Common volunteer mistakes when reading hallmarks
- Confusing a ring size with a fineness mark. Ring sizes are often stamped inside the band as a letter (P, Q, R, S) or as a US number (6, 7, 8). These are not hallmarks. A real fineness mark on UK gold will be a three-digit number (375, 585, 750, 916).
- Reading a maker's number as a fineness mark. Some makers stamp a serial or pattern number on the inside of the band. If the number is four digits or more, it is not a fineness mark; UK fineness is always three digits.
- Assuming "9K" or "14K" without a hallmark is fake. Pieces stamped with a carat letter alone, especially imported pieces from the Middle East, US or Asia, can still be solid gold; they are simply not UK-hallmarked. XRF on arrival reads the actual metal.
- Cleaning the marks too hard. Aggressive polish, especially with a rotary tool, wears the punches and removes information. A soft cloth and a small amount of jewellery cleaner is enough.
- Missing the marks because they are on the clasp. On chains and bracelets the marks are almost never on the chain links themselves; check the clasp, the spring ring, or a small tag near the catch.
Quick reference: which symbols mean what
| Symbol or stamp | What it means | Action |
|---|---|---|
| Walking lion (lion passant) | UK sterling silver standard mark | Set aside for posting |
| Seated Britannia | UK Britannia silver, 958 | Set aside for posting |
| Crown above a number | Older UK gold standard mark (pre-1999) | Set aside for posting |
| Leopard's head | Assayed in London | Information only |
| Anchor | Assayed in Birmingham | Information only |
| Rose | Assayed in Sheffield | Information only |
| Castle (three towers) | Assayed in Edinburgh | Information only |
| Three sheaves of wheat with a sword | Assayed in Chester (closed 1962) | Information only |
| 375 / 585 / 750 / 916 / 999 | Solid gold fineness | Set aside for posting |
| 925 / 958 | Sterling / Britannia silver fineness | Set aside for posting |
| GP / GF / RGP / 1/20 / 1/10 | Plated, not solid | Shop floor |
| EPNS / EP / EPBM / A1 | Silver-plate, not silver | Shop floor |
Common questions
What is the smallest possible UK hallmark?
On modern pieces under the optional date letter rule, three small punches: the sponsor mark, the standard mark, and the assay office symbol. Older pieces will have a date letter as a fourth.
Why does an old piece have a different lion?
The lion passant has been redrawn several times since 1544. The walking lion in profile is the consistent silver standard mark. The exact engraving has been updated over the centuries.
A piece has a "9.375" stamp instead of a hallmark. Is it gold?
A 9.375 or 9KP mark is a maker-applied purity claim, common on imported or older pieces. It indicates 9ct intent. XRF on arrival reads the actual metal regardless of the format.
The piece has four marks but the assay office symbol does not match the list. What is it?
Likely an older Chester or Glasgow piece, or a foreign mark. Send a photo and we will identify it.
Can a piece be hallmarked silver and still be worth almost nothing?
Not from a metal-content point of view.
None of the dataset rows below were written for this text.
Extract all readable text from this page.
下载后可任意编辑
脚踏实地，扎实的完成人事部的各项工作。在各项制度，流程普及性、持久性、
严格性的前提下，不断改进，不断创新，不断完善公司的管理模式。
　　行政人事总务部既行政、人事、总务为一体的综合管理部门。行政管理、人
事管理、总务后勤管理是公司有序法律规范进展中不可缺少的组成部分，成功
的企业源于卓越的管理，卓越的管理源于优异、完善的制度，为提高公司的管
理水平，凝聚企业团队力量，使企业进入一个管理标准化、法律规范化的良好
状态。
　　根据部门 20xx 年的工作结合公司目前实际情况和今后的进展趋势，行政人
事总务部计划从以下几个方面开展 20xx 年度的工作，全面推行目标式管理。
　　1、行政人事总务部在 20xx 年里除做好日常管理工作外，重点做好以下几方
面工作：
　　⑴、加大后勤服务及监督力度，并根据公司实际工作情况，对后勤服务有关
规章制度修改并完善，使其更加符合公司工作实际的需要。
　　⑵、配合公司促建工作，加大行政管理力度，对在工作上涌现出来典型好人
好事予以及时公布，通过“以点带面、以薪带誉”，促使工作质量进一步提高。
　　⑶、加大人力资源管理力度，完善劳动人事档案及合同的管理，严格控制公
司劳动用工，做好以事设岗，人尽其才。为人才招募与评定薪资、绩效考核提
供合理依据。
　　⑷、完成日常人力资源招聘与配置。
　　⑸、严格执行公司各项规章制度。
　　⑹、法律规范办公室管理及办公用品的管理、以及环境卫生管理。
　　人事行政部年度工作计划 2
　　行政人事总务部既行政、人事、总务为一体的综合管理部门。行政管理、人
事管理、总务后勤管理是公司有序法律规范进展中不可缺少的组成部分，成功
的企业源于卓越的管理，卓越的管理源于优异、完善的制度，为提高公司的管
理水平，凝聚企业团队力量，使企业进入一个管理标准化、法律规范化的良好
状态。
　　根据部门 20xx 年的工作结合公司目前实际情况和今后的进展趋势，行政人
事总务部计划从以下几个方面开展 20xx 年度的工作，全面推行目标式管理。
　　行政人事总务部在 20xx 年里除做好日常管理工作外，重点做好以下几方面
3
Sterling pays per gram of silver content against the live market rate. Very light pieces simply pay a small absolute figure.
Do I need to clean the marks before photographing them?
No. A gentle wipe with a dry cloth is fine. Do not use abrasive polish on a hallmark, it can wear the punches and lose information.
What if I cannot find the marks at all?
Send a photo of the piece and a close-up of any small numbers or letters you can see. We will tell you whether the piece is worth posting or whether it stays on the shop floor.